A necessidade de novos estudos para definir e entender fenômenos recentes ocorridos nesse sistema político foram pontos de destaque na discussão.

Para Pablo Beramendi, da Duke University (EUA), "a democracia é o caminho" para que ocorram mudanças nos pilares que geram as desigualdades. Segundo ele, os países com democracias mais jovens são os que mais sofrem com os problemas da má distribuição de renda, já que o processo é demorado e requer paciência.

O pesquisador afirma que os países começam com diferentes níveis de capacidade de ação, por isso há variações nos índices de desigualdade.

Beramendi, que fez um estudo sobre o tema de forma global, diz que viu alguns avanços no Brasil nos últimos anos, mas não em educação.

"A democracia fez bem para os pobres no Brasil, e isso foi resultado de um mecanismo que se desdobrou em diferentes momentos no tempo. A grande gestão que não podemos deixar de examinar agora, e que poderemos observar neste ano e no próximo, é em que medida as engrenagens desse sistema vão continuar funcionando", afirmou a pesquisadora Marta Arretche.

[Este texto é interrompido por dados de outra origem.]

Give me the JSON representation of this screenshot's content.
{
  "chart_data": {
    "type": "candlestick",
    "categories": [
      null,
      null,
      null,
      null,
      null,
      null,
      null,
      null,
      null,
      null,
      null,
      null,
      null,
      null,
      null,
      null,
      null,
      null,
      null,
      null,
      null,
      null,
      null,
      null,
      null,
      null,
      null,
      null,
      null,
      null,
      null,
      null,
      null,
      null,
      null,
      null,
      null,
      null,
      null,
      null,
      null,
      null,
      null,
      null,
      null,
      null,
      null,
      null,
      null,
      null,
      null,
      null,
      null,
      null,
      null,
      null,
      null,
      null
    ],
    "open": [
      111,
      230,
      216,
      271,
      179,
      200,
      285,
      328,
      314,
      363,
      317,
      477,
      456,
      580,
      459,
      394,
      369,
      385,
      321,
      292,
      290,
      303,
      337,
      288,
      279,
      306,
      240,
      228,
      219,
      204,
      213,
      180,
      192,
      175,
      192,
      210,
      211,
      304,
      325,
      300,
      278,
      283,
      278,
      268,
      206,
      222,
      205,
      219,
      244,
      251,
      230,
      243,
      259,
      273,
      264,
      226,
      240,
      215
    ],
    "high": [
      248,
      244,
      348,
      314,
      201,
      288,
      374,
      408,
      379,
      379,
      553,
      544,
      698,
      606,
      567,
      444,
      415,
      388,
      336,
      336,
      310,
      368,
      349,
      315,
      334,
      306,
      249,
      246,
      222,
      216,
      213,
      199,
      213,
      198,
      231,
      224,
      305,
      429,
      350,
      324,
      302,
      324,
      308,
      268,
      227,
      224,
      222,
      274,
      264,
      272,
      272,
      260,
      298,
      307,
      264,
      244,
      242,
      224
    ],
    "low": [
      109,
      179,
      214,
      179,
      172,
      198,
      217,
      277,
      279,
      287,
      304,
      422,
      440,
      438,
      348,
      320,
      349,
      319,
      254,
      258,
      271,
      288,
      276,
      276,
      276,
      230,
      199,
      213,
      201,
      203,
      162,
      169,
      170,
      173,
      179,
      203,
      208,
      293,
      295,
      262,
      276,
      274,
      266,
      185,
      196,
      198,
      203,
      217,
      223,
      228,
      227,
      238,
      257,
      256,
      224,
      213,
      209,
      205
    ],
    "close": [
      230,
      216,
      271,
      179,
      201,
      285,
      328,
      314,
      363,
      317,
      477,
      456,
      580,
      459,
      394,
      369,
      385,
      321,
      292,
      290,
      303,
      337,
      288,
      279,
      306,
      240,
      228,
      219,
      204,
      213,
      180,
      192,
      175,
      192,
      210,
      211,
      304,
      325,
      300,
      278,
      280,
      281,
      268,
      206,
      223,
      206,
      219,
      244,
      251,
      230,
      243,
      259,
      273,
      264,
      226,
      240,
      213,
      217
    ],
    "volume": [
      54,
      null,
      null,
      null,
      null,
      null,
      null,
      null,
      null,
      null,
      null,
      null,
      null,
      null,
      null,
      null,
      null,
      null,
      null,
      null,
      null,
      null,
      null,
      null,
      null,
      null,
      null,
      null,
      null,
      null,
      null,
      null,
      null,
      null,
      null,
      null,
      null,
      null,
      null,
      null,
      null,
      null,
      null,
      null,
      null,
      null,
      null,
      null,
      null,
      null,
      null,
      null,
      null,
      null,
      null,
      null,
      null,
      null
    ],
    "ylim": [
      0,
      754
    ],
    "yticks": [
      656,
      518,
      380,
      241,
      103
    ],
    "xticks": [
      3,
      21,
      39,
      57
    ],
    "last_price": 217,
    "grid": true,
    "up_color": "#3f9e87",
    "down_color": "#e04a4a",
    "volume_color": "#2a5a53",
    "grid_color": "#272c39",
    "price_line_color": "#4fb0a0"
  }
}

Os dados analisados por Arretche seguem até 2015. Segundo ela, mostram que o Brasil produziu nos últimos anos inclusão para os mais pobres em diferentes estratos da população.

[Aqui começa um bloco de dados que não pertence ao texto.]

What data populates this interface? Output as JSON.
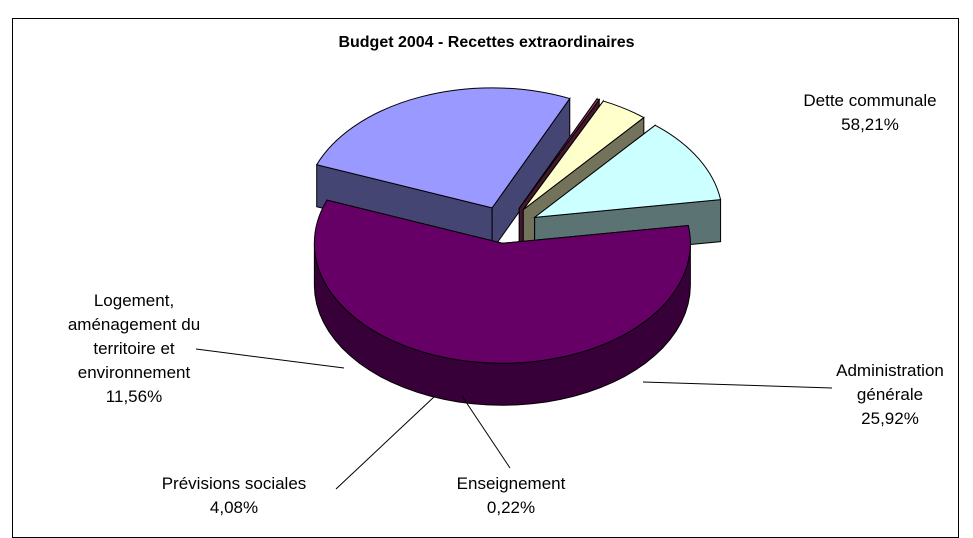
{
  "chart_data": {
    "type": "pie",
    "title": "Budget 2004 - Recettes extraordinaires",
    "slices": [
      {
        "label_lines": [
          "Dette communale"
        ],
        "pct_text": "58,21%",
        "value": 58.21,
        "color": "#660066"
      },
      {
        "label_lines": [
          "Administration",
          "générale"
        ],
        "pct_text": "25,92%",
        "value": 25.92,
        "color": "#9999ff"
      },
      {
        "label_lines": [
          "Enseignement"
        ],
        "pct_text": "0,22%",
        "value": 0.22,
        "color": "#993366"
      },
      {
        "label_lines": [
          "Prévisions sociales"
        ],
        "pct_text": "4,08%",
        "value": 4.08,
        "color": "#ffffcc"
      },
      {
        "label_lines": [
          "Logement,",
          "aménagement du",
          "territoire et",
          "environnement"
        ],
        "pct_text": "11,56%",
        "value": 11.56,
        "color": "#ccffff"
      }
    ],
    "legend": "none",
    "style": "3d-exploded"
  }
}
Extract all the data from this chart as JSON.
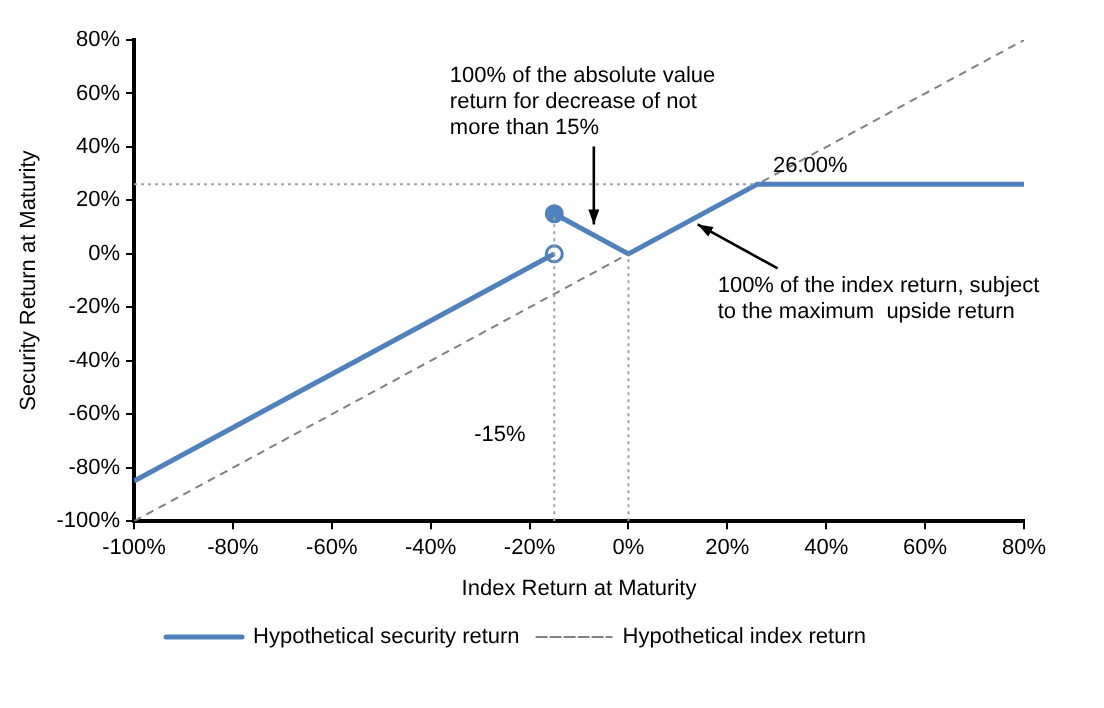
{
  "chart_data": {
    "type": "line",
    "xlabel": "Index Return at Maturity",
    "ylabel": "Security Return at Maturity",
    "xlim": [
      -100,
      80
    ],
    "ylim": [
      -100,
      80
    ],
    "xticks": [
      {
        "value": -100,
        "label": "-100%"
      },
      {
        "value": -80,
        "label": "-80%"
      },
      {
        "value": -60,
        "label": "-60%"
      },
      {
        "value": -40,
        "label": "-40%"
      },
      {
        "value": -20,
        "label": "-20%"
      },
      {
        "value": 0,
        "label": "0%"
      },
      {
        "value": 20,
        "label": "20%"
      },
      {
        "value": 40,
        "label": "40%"
      },
      {
        "value": 60,
        "label": "60%"
      },
      {
        "value": 80,
        "label": "80%"
      }
    ],
    "yticks": [
      {
        "value": -100,
        "label": "-100%"
      },
      {
        "value": -80,
        "label": "-80%"
      },
      {
        "value": -60,
        "label": "-60%"
      },
      {
        "value": -40,
        "label": "-40%"
      },
      {
        "value": -20,
        "label": "-20%"
      },
      {
        "value": 0,
        "label": "0%"
      },
      {
        "value": 20,
        "label": "20%"
      },
      {
        "value": 40,
        "label": "40%"
      },
      {
        "value": 60,
        "label": "60%"
      },
      {
        "value": 80,
        "label": "80%"
      }
    ],
    "grid": false,
    "legend": "bottom",
    "marker": "none",
    "series": [
      {
        "type": "line",
        "color": "#a0a0a0",
        "line_style": "dotted",
        "x": [
          -100,
          26
        ],
        "values": [
          26,
          26
        ]
      },
      {
        "type": "line",
        "color": "#a0a0a0",
        "line_style": "dotted",
        "x": [
          -15,
          -15
        ],
        "values": [
          -100,
          15
        ]
      },
      {
        "type": "line",
        "color": "#a0a0a0",
        "line_style": "dotted",
        "x": [
          0,
          0
        ],
        "values": [
          -100,
          0
        ]
      },
      {
        "name": "Hypothetical security return",
        "color": "#4f81bd",
        "line_style": "solid",
        "x": [
          -100,
          -15,
          null,
          -15,
          0,
          26,
          80
        ],
        "values": [
          -85,
          0,
          null,
          15,
          0,
          26,
          26
        ]
      },
      {
        "name": "Hypothetical index return",
        "color": "#808080",
        "line_style": "dashed",
        "x": [
          -100,
          80
        ],
        "values": [
          -100,
          80
        ]
      },
      {
        "type": "scatter",
        "marker": "circle",
        "color": "#4f81bd",
        "colors": [
          "#4f81bd",
          "#ffffff"
        ],
        "x": [
          -15,
          -15
        ],
        "values": [
          15,
          0
        ]
      }
    ],
    "annotations": [
      {
        "text": "100% of the absolute value return for decrease of not more than 15%",
        "x": -7,
        "y": 8
      },
      {
        "text": "100% of the index return, subject to the maximum  upside return",
        "x": 14,
        "y": 14
      },
      {
        "text": "26.00%",
        "x": 26,
        "y": 26
      },
      {
        "text": "-15%",
        "x": -15,
        "y": -70
      }
    ]
  }
}
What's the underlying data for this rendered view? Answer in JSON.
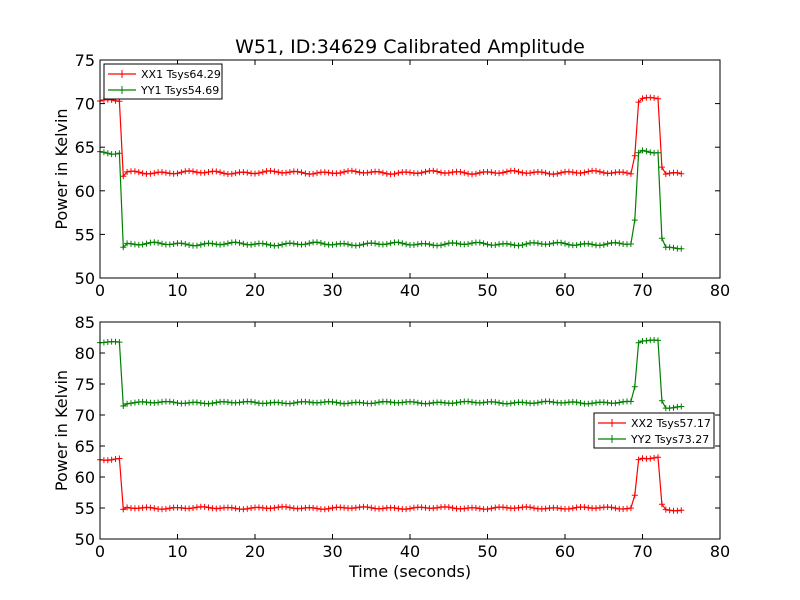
{
  "figure_title": "W51, ID:34629 Calibrated Amplitude",
  "chart_data": [
    {
      "type": "line",
      "xlabel": "",
      "ylabel": "Power in Kelvin",
      "xlim": [
        0,
        80
      ],
      "ylim": [
        50,
        75
      ],
      "xticks": [
        0,
        10,
        20,
        30,
        40,
        50,
        60,
        70,
        80
      ],
      "yticks": [
        50,
        55,
        60,
        65,
        70,
        75
      ],
      "grid": false,
      "legend_position": "top-left",
      "series": [
        {
          "name": "XX1 Tsys64.29",
          "color": "#ff0000",
          "marker": "plus",
          "levels": {
            "high_start": 70.3,
            "low": 62.1,
            "high_end": 70.6,
            "end": 61.9
          }
        },
        {
          "name": "YY1 Tsys54.69",
          "color": "#008000",
          "marker": "plus",
          "levels": {
            "high_start": 64.4,
            "low": 53.9,
            "high_end": 64.5,
            "end": 53.5
          }
        }
      ]
    },
    {
      "type": "line",
      "xlabel": "Time (seconds)",
      "ylabel": "Power in Kelvin",
      "xlim": [
        0,
        80
      ],
      "ylim": [
        50,
        85
      ],
      "xticks": [
        0,
        10,
        20,
        30,
        40,
        50,
        60,
        70,
        80
      ],
      "yticks": [
        50,
        55,
        60,
        65,
        70,
        75,
        80,
        85
      ],
      "grid": false,
      "legend_position": "center-right",
      "series": [
        {
          "name": "XX2 Tsys57.17",
          "color": "#ff0000",
          "marker": "plus",
          "levels": {
            "high_start": 62.8,
            "low": 55.0,
            "high_end": 63.1,
            "end": 54.6
          }
        },
        {
          "name": "YY2 Tsys73.27",
          "color": "#008000",
          "marker": "plus",
          "levels": {
            "high_start": 81.8,
            "low": 72.0,
            "high_end": 82.0,
            "end": 71.3
          }
        }
      ]
    }
  ]
}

Pela análise da pesquisadora, nos períodos recentes de crise mais acentuada, houve perdas para todos as classes econômicas, mas os pobres foram os que menos perderam. Isso ocorreu porque, nesses casos, o Bolsa Família --programa federal de distribuição de renda-- serviu com uma espécie de amortecedor.

"O Bolsa Família teve um efeito importante entre as famílias mais vulneráveis. Essas políticas de transferência de renda continuaram e foram reajustadas", afirmou.

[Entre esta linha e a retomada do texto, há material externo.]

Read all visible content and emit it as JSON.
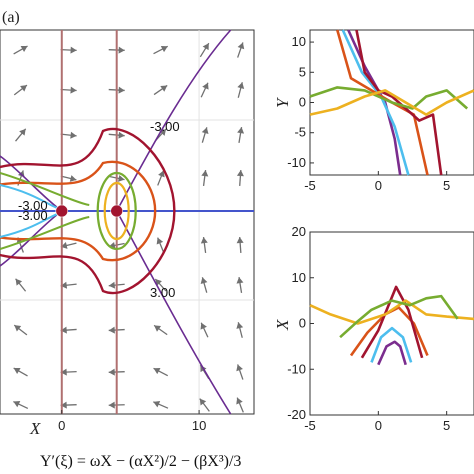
{
  "panel_label": "(a)",
  "equation": "Y′(ξ) = ωX − (αX²)/2 − (βX³)/3",
  "colors": {
    "c1": "#7B2D8E",
    "c2": "#4DBEEE",
    "c3": "#EDB120",
    "c4": "#D95319",
    "c5": "#77AC30",
    "c6": "#A2142F",
    "separatrix": "#6A2C91",
    "axis_line": "#4455CC",
    "vertical_line": "#B07070",
    "arrow": "#707070",
    "point": "#A2142F"
  },
  "chart_data": [
    {
      "type": "phase_portrait",
      "title": "",
      "xlabel": "X",
      "ylabel": "",
      "xlim": [
        -4.5,
        14
      ],
      "x_ticks": [
        0,
        10
      ],
      "grid": true,
      "equilibria": [
        {
          "x": 0,
          "y": 0
        },
        {
          "x": 4,
          "y": 0
        }
      ],
      "contour_labels": [
        {
          "text": "-3.00",
          "x": 10,
          "y": 6.0
        },
        {
          "text": "-3.00",
          "x": 0,
          "y": -0.4
        },
        {
          "text": "-3.00",
          "x": 0,
          "y": -0.9
        },
        {
          "text": "3.00",
          "x": 10,
          "y": -6.0
        }
      ]
    },
    {
      "type": "line",
      "xlabel": "",
      "ylabel": "Y",
      "xlim": [
        -5,
        7
      ],
      "ylim": [
        -12,
        12
      ],
      "x_ticks": [
        -5,
        0,
        5
      ],
      "y_ticks": [
        10,
        5,
        0,
        -5,
        -10
      ],
      "grid": false
    },
    {
      "type": "line",
      "xlabel": "",
      "ylabel": "X",
      "xlim": [
        -5,
        7
      ],
      "ylim": [
        -20,
        20
      ],
      "x_ticks": [
        -5,
        0,
        5
      ],
      "y_ticks": [
        20,
        10,
        0,
        -10,
        -20
      ],
      "grid": false,
      "series": [
        {
          "color": "c1",
          "x": [
            0.0,
            0.6,
            1.2,
            1.6,
            2.0
          ],
          "y": [
            -9.0,
            -5.0,
            -4.0,
            -5.0,
            -9.0
          ]
        },
        {
          "color": "c2",
          "x": [
            -0.5,
            0.2,
            1.0,
            1.8,
            2.4
          ],
          "y": [
            -8.5,
            -3.0,
            -1.0,
            -3.0,
            -8.5
          ]
        },
        {
          "color": "c4",
          "x": [
            -2.0,
            -0.8,
            0.5,
            1.5,
            2.6,
            3.6
          ],
          "y": [
            -7.0,
            -2.0,
            2.0,
            3.5,
            0.0,
            -7.0
          ]
        },
        {
          "color": "c6",
          "x": [
            -1.2,
            0.0,
            1.3,
            2.2,
            3.2
          ],
          "y": [
            -7.5,
            -1.5,
            8.0,
            3.0,
            -7.5
          ]
        },
        {
          "color": "c3",
          "x": [
            -5.0,
            -3.5,
            -1.5,
            0.5,
            2.0,
            3.5,
            5.0,
            7.0
          ],
          "y": [
            4.0,
            2.0,
            0.0,
            2.0,
            5.0,
            2.0,
            1.5,
            1.0
          ]
        },
        {
          "color": "c5",
          "x": [
            -2.8,
            -1.5,
            -0.5,
            1.0,
            2.3,
            3.5,
            4.6,
            5.8
          ],
          "y": [
            -3.0,
            0.5,
            3.0,
            5.0,
            4.0,
            5.5,
            6.0,
            1.0
          ]
        }
      ]
    }
  ]
}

A pesquisadora Márcia Lima concorda que, proporcionalmente, as perdas foram menores entre as populações mais pobres, comparadas às classes com maiores rendas. Ela destaca, no entanto, que no caso dos mais pobres as perdas comprometem diretamente o poder de subsistência.

Marta Arretche analisou as políticas desenvolvidas por PSDB e PT durante o tempo em que estiveram no comando do país. Ela afirma que apesar de serem partidos que durante os pleitos eleitorais se posicionaram em lados opostos, ambos mantiveram uma mesma linha na adoção de políticas públicas.

Segundo ela, o PSDB montou alguns pilares, como o SUS (Sistema Único de Saúde), que depois foi ampliado pelo PT, que não desmontou o desenho do governo antecessor. "A estratégia não foi de ruptura, mas de adensamento", explicou.

O problema, segundo ela, é que nenhum dos dois partidos atuou para conter problemas de tributação. "O cobertor era curto, mas eles expandiram gastos com uma receita que não dava conta."

Em meio a questionamentos sobre possíveis soluções para a desigualdade, Marcelo Medeiros, do Ipea, é menos otimista em relação às alternativas atuais. "É impossível que os pobres do mundo alcancem o consumo dos ricos pelo crescimento."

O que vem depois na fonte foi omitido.